Sa réponse était venue un peu trop rapidement et un peu trop tendue, pour aucune autre raison probablement que le fait qu'elle était gênée d'être seule avec elle. Quinn rit dans sa barbe à l'idée de repérer une faiblesse qu'elle pourrait exploiter.

« Tu n'as pas l'air très sûre. » Il n'y eut aucune réponse, si ce n'est la posture de Berry se raidissant un peu plus tandis qu'elle gardait le visage détourné, ce qui rendait cela trop facile. Mais trop facile, cela pouvait être drôle. « Allez, qu'est-ce que tu ne veux pas que je voie, RuPaul ? Tu as un troisième nichon ou un truc du genre ? »

Elle laissa le silence embarrassant durer une minute entière avant d'amplifier la tension par un :

« Oh mon Dieu, ne me dis pas que c'est ça. Alors j'avais raison depuis le début ?

– Quoi ? Je ne… Raison à propos de quoi ?

– Tu es vraiment une transsexuelle, pas vrai ! »

Berry ne fit pas grand-chose de plus que de bafouiller des syllabes incohérentes d'indignation, prenant son accusation comme sincère, puisque, ne voulant toujours pas se retourner, elle ne pouvait voir le sourire méchant de Quinn.

« C'est incroyable. Je veux dire, je m'en étais toujours douté, mentit-elle, mais avoir une telle confirmation est un vrai bonus.

– Tu n'as aucune confirmation !

– Mais je suis sur le point d'en avoir. » Elle s'approcha à pas de loups de l'autre fille, le bruit de ses pieds nus étouffés par le ruissellement de l'eau. « Allez, laisse-moi le voir. »

Rachel sursauta lorsqu'elle entendit la voix juste derrière elle et s'éloigna d'un pas. « Quinn, s'il te plait, arrête. Tu sais bien que je n'ai pas de pénis.

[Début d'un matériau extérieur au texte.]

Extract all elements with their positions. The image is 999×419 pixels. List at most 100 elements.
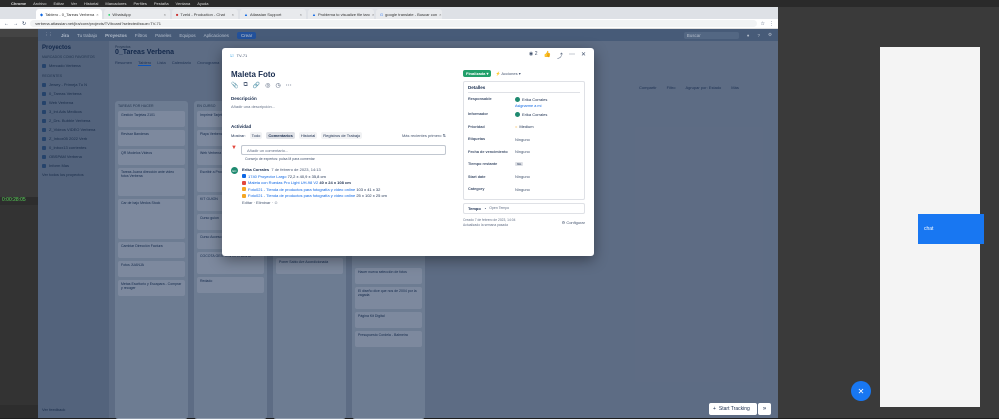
close-icon[interactable]: ×	[300, 12, 302, 17]
time-remaining-badge[interactable]: 0m	[515, 162, 523, 166]
tab-strip: ◆Tablero - 0_Tareas Verbena× ●WhatsApp× …	[0, 7, 778, 19]
attach-icon[interactable]: 📎	[231, 82, 238, 89]
close-icon[interactable]: ×	[96, 12, 98, 17]
issue-toolbar: 📎 ⧉ 🔗 ◎ ◷ ⋯	[231, 82, 292, 89]
detail-row: Fecha de vencimientoNinguno	[468, 146, 580, 159]
sort-button[interactable]: Más recientes primero ⇅	[402, 133, 446, 138]
issue-modal: ☑ TV-71 ◉ 2 👍 ⤴ ⋯ ✕ Maleta Foto 📎 ⧉ 🔗 ◎ …	[222, 48, 594, 256]
details-header[interactable]: Detalles	[468, 85, 580, 93]
like-icon[interactable]: 👍	[543, 51, 550, 60]
browser-tab[interactable]: ◆Tablero - 0_Tareas Verbena×	[36, 9, 102, 19]
back-icon[interactable]: ←	[4, 21, 9, 27]
checklist-icon[interactable]: ◎	[265, 82, 270, 89]
reload-icon[interactable]: ↻	[22, 21, 26, 27]
issue-key[interactable]: TV-71	[237, 53, 248, 58]
comment-link[interactable]: Foto021 - Tienda de productos para fotog…	[248, 193, 355, 198]
menu-item[interactable]: Ver	[71, 1, 77, 6]
watch-icon[interactable]: ◉ 2	[529, 51, 538, 60]
menu-dots-icon[interactable]: ⋮	[769, 21, 774, 27]
reporter-field[interactable]: Erika Corrales	[515, 112, 547, 117]
description-section: Descripción Añadir una descripción...	[231, 96, 275, 109]
avatar	[515, 97, 520, 102]
detail-row: CategoryNinguno	[468, 183, 580, 196]
tempo-panel[interactable]: Tempo ◔ Open Tempo	[463, 203, 585, 214]
more-icon[interactable]: ⋯	[286, 82, 292, 89]
star-icon[interactable]: ☆	[761, 21, 765, 27]
description-label: Descripción	[231, 96, 275, 101]
tab-comentarios[interactable]: Comentarios	[266, 132, 294, 139]
close-icon: ✕	[858, 387, 865, 396]
delete-comment-button[interactable]: Eliminar	[256, 200, 270, 205]
activity-section: Actividad Mostrar: Todo Comentarios Hist…	[231, 124, 446, 206]
updated-date: Actualizado la semana pasada	[463, 223, 515, 228]
avatar	[515, 112, 520, 117]
left-layers-panel: 0:00:28:05	[0, 29, 38, 418]
tab-historial[interactable]: Historial	[299, 132, 317, 139]
edit-comment-button[interactable]: Editar	[242, 200, 252, 205]
react-icon[interactable]: ☺	[274, 200, 278, 205]
chat-close-button[interactable]: ✕	[851, 381, 871, 401]
share-icon[interactable]: ⤴	[557, 51, 563, 60]
due-date-field[interactable]: Ninguno	[515, 149, 530, 154]
comment-link[interactable]: Foto021 - Tienda de productos para fotog…	[248, 187, 355, 192]
browser-tab[interactable]: ●WhatsApp×	[104, 9, 170, 19]
configure-button[interactable]: ⚙ Configurar	[562, 220, 585, 225]
menu-item[interactable]: Ventana	[176, 1, 191, 6]
close-icon[interactable]: ✕	[581, 51, 586, 60]
menu-item[interactable]: Editar	[53, 1, 63, 6]
close-icon[interactable]: ×	[232, 12, 234, 17]
assign-to-me-link[interactable]: Asignarme a mí	[515, 104, 542, 108]
layer-row[interactable]	[0, 37, 38, 197]
assignee-field[interactable]: Erika Corrales	[515, 97, 547, 102]
tab-todo[interactable]: Todo	[250, 132, 263, 139]
menu-item[interactable]: Archivo	[33, 1, 46, 6]
comment-link[interactable]: 1740 Proyector Largo	[248, 174, 286, 179]
address-bar: ← → ↻ verbena.atlassian.net/jira/core/pr…	[0, 19, 778, 29]
atlassian-icon: ▲	[244, 12, 248, 17]
comment-link[interactable]: Maleta con Ruedas Pro Light UH-98 V2	[248, 180, 318, 185]
url-input[interactable]: verbena.atlassian.net/jira/core/projects…	[30, 20, 756, 27]
close-icon[interactable]: ×	[164, 12, 166, 17]
category-field[interactable]: Ninguno	[515, 187, 530, 192]
hierarchy-icon[interactable]: ⧉	[243, 82, 247, 89]
created-date: Creado 7 de febrero de 2023, 14:04	[463, 218, 515, 223]
browser-tab[interactable]: ▲Atlassian Support×	[240, 9, 306, 19]
detail-row: Responsable Erika Corrales Asignarme a m…	[468, 95, 580, 108]
link-icon[interactable]: 🔗	[253, 82, 260, 89]
layer-row[interactable]	[0, 29, 38, 37]
link-favicon-icon	[242, 187, 246, 191]
menu-item[interactable]: Marcadores	[105, 1, 126, 6]
comment-author[interactable]: Erika Corrales	[242, 167, 269, 172]
actions-button[interactable]: ⚡ Acciones ▾	[495, 71, 520, 76]
description-input[interactable]: Añadir una descripción...	[231, 104, 275, 109]
close-icon[interactable]: ×	[439, 12, 441, 17]
browser-tab[interactable]: ■Tzeld - Production - Chat×	[172, 9, 238, 19]
issue-footer: Creado 7 de febrero de 2023, 14:04Actual…	[463, 218, 585, 228]
forward-icon[interactable]: →	[13, 21, 18, 27]
browser-tab[interactable]: ▲Problema to visualize file tarc×	[308, 9, 374, 19]
comment-tip: Consejo de expertos: pulsa M para coment…	[245, 157, 446, 161]
start-date-field[interactable]: Ninguno	[515, 174, 530, 179]
link-favicon-icon	[242, 181, 246, 185]
clock-icon[interactable]: ◷	[276, 82, 281, 89]
menu-item[interactable]: Perfiles	[134, 1, 147, 6]
start-tracking-button[interactable]: + Start Tracking	[709, 403, 757, 415]
priority-field[interactable]: =Medium	[515, 124, 534, 129]
menu-item[interactable]: Historial	[84, 1, 98, 6]
close-icon[interactable]: ×	[372, 12, 374, 17]
more-icon[interactable]: ⋯	[569, 51, 575, 60]
collapse-tracking-button[interactable]: »	[758, 403, 771, 415]
app-name[interactable]: Chrome	[11, 1, 26, 6]
issue-title[interactable]: Maleta Foto	[231, 70, 275, 79]
tab-registros[interactable]: Registros de Trabajo	[321, 132, 362, 139]
menu-item[interactable]: Ayuda	[197, 1, 208, 6]
browser-tab[interactable]: Ggoogle translate - Buscar con×	[376, 9, 442, 19]
plus-icon: +	[713, 406, 716, 412]
labels-field[interactable]: Ninguno	[515, 137, 530, 142]
menu-item[interactable]: Pestaña	[154, 1, 169, 6]
detail-row: Start dateNinguno	[468, 171, 580, 184]
comment-input[interactable]: Añadir un comentario...	[241, 145, 446, 155]
layer-row[interactable]	[0, 205, 38, 405]
status-button[interactable]: Finalizada ▾	[463, 70, 491, 77]
tab-favicon-icon: ■	[176, 12, 178, 17]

– Non, je ne le sais pas, et tu n'es pas vraiment en train de me convaincre du contraire.

– C'est ridicule ! » La tête haute, Berry commença à s'éloigner d'elle mais Quinn la suivit jusqu'à ce que le mur ne lui permette aucune échappatoire.

« Oooh, tu es timide, rit-elle, la taquinant. Écoute, s'il est anormalement petit, je te promets de ne le dire à personne.

– Il n'est pas…, commença Berry avant de s'interrompre, secouant la tête furieusement. Qu'est-ce que je raconte ? Je n'ai rien qui puisse être petit !

– Mais bien-sû…

– C'est bon ! » Elle se tourna si vite que Quinn n'eut pas le temps de s'y préparer. « Tiens, voila. Regarde ! »

L'ordre avait été si étonnamment ferme qu'il se passa quelques secondes avant qu'elle se rende compte qu'elle avait obéit et était maintenant en train de regarder… eh bien, ce qui n'était pas un pénis. Elle leva brusquement ses yeux, regardant un point au-dessus de l'épaule de Berry, son pouls s'accélérant et ses joues brûlants de honte.

"Merde."

« Alors, tu as peur de regarder, Quinn ? »

"Merde."


Sophomore : Élèves étant en 10th grade, ce qui revient à la Seconde pour les Français et la 4e secondaire pour les Belges.

RuPaul : Travesti connu en Amérique.